Ce qui est important est la notion d'ancrage dans les territoires de la filière béton. Elle s'adapte à la tradition agricole ou industrielle locale et elle travaille ainsi mieux avec le territoire. Tout le monde est ainsi gagnant avec des filières courtes qui réduisent l'impact environnemental. Les déchets de conchyliculture peuvent également être utilisés dans le béton. C'est une piste de développement local.

 

Batiactu : L'utilisation systématique de ressources locales peut-elle être une difficulté ?
Anouk Thebault : A la Réunion, le Cerib (Centre d'études et de recherche de l'industrie du béton) intervient sur la question de la durabilité des bétons qui utilisent des granulats locaux, issus de roches volcaniques, pour un usage marin dans le cadre du grand chantier de la nouvelle route du littoral.

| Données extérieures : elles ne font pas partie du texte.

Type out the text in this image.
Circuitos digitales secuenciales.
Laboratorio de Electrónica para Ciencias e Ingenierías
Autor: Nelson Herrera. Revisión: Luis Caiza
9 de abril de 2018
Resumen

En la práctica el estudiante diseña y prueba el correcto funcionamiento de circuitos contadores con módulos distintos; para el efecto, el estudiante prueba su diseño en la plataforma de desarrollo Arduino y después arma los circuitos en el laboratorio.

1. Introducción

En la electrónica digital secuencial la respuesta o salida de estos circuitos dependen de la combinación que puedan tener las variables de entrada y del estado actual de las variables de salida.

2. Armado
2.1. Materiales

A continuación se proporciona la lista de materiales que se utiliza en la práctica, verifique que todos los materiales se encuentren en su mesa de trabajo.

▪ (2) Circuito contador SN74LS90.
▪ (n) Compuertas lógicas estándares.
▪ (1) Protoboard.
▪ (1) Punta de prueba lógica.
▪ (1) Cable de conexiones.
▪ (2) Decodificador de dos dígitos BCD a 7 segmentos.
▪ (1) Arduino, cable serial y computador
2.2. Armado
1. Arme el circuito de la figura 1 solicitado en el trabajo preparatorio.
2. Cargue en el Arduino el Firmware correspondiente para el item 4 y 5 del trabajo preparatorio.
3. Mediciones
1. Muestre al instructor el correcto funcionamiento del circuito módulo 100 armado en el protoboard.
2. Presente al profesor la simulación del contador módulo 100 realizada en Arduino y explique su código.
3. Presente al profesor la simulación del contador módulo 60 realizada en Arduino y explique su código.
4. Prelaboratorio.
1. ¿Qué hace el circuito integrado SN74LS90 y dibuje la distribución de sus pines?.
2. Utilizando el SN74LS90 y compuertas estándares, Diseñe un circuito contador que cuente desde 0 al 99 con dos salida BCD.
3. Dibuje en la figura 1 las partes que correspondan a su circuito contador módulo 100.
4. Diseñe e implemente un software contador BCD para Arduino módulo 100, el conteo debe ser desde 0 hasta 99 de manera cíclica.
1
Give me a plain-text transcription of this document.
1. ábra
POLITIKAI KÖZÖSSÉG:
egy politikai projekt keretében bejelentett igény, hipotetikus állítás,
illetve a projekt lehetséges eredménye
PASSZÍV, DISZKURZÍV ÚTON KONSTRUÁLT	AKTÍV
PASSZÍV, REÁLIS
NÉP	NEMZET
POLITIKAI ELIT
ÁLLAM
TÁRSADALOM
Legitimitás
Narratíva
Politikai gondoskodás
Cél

Il s'agit d'avoir l'assurance sur la résistance du matériau dans le temps grâce à des analyses, des formulations et des essais.
L'intégration de sédiments fluviaux ou maritimes a fait l'objet d'une initiative. Mais elle n'est pas probante économiquement. Et il y a un problème de durabilité du matériau issu de sédiments marins, avec la présence de chlorure. De plus, l'approvisionnement est un peu complexe. Cette solution restera donc locale pour une question de disponibilité de la ressource.

 

Batiactu : Et les nouvelles propriétés que l'on pourrait conférer au béton lui-même, quelles sont elles ?
Anouk Thebault : Il est déjà possible de lui adjoindre des fonctionnalités comme la dépollution ou la capacité de s'auto-nettoyer. Ces produits existent déjà aujourd'hui. Mais dans les usages du matériau, il faut envisager des performances thermiques très améliorées grâce à des bétons ultralégers. Les bétons drainants se développent également, en préfabriqué ou en prêt à l'emploi, avec des mises en œuvre différentes. Il s'agit d'un matériau dont la structure est travaillée pour permettre le passage de l'eau, ce qui est utile pour les zones urbaines où il faut mieux maîtriser les phénomènes d'inondation liés à la perméabilisation des sols. Le béton devient donc poreux mais conserve ses capacités de portance.
Autre axe de recherche, les bétons qui font passer la lumière ou la chaleur et la fraîcheur, en intégrant des systèmes. Nous travaillons sur un projet européen, "Bright Wall", qui vise à développer une formulation et une mise en œuvre spécifiques afin d'intégrer la lumière à la demande dans des murs en béton. Il sera donc translucide mais également muni d'un contrôle dynamique de la transmission lumineuse. Quant à la chaleur et la fraîcheur, après les bétons isolants structurels, l'étape suivante consiste à faire circuler des fluides à l'intérieur du matériau. Il dispose déjà d'atouts par rapport à l'inertie, mais il faut aller un cran plus loin. Là aussi c'est un véritable axe de recherche, qui constitue une piste intéressante pour les années à venir.